Non lo sappiamo, forse è il destino, magari un incantesimo ha catturato la ciurma e con voci di sirene la giuda verso il naufragio, o la pazzia; oppure, è testardaggine, senso di responsabilità che impone di rimanere a bordo, costi quel che costi, pur se la prua si avvicina agli iceberg, tirando calci al vento mentre ci si accinge a morire a stento.
Eh già, ma… perché non condannarla al suo destino, questa nave? Perché non lasciarla andare, verso l’apocalisse, l’estinzione, badando a salvare il salvabile e approdare su qualche piccola isoletta, magari non felice ma di certo meglio dell’onnipresente inferno di silicio e microonde? Risposte, come sempre, non ne abbiamo. Eppure, è sulle assi di questo ponte che siam nati, e da qui tanto facilmente non ce ne andremo.
Per ora tiriamo i remi in barca, che la chiglia è zeppa di crepe, le vele lacere, in cambusa scarseggiano provviste.
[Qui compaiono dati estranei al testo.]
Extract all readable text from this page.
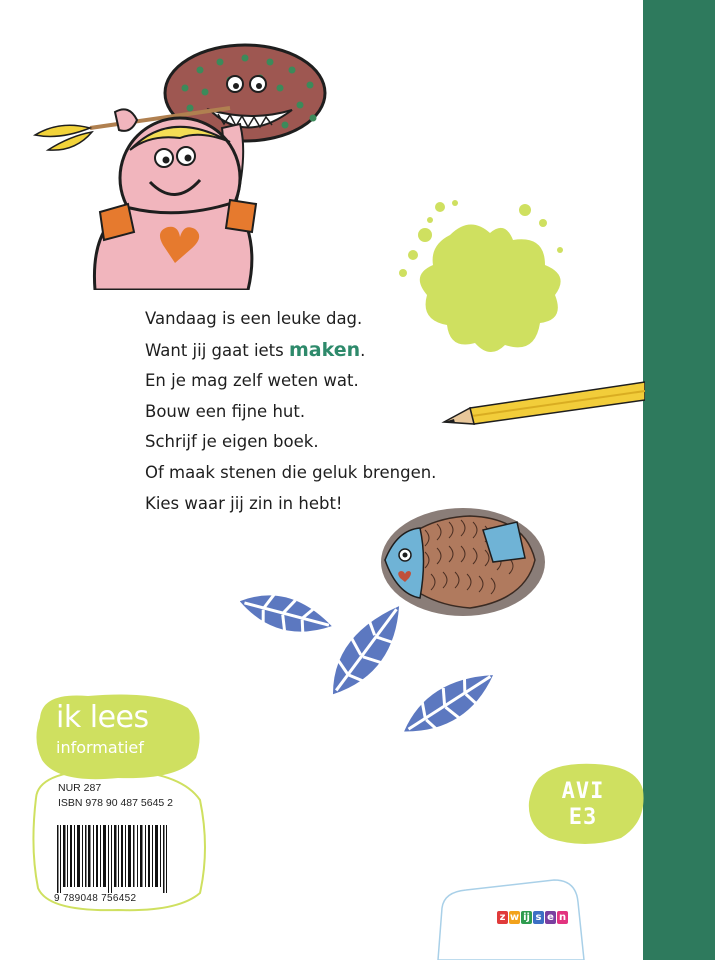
Vandaag is een leuke dag.
Want jij gaat iets maken.
En je mag zelf weten wat.
Bouw een fijne hut.
Schrijf je eigen boek.
Of maak stenen die geluk brengen.
Kies waar jij zin in hebt!
ik lees
informatief
NUR 287
ISBN 978 90 487 5645 2
9 789048 756452
AVI
E3
z w ij s e n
E poi, l’equipaggio è stanco, gli occhi assonnati, le gole arse, la pelle screpolata dal sole, dalla salsedine, dal vento.
È giunto il tempo del silenzio, per riflettere su quanto accaduto e studiare future mosse e manovre.
È giunto il tempo del riposo, per rigenerarsi, scrutare altre mappe, preparare nuove imprese.
È giunto il tempo dei saluti, degli abbracci e degli addii.
Anzi, degli “a risentirci” alla prossima stagione de… la Nave dei Folli.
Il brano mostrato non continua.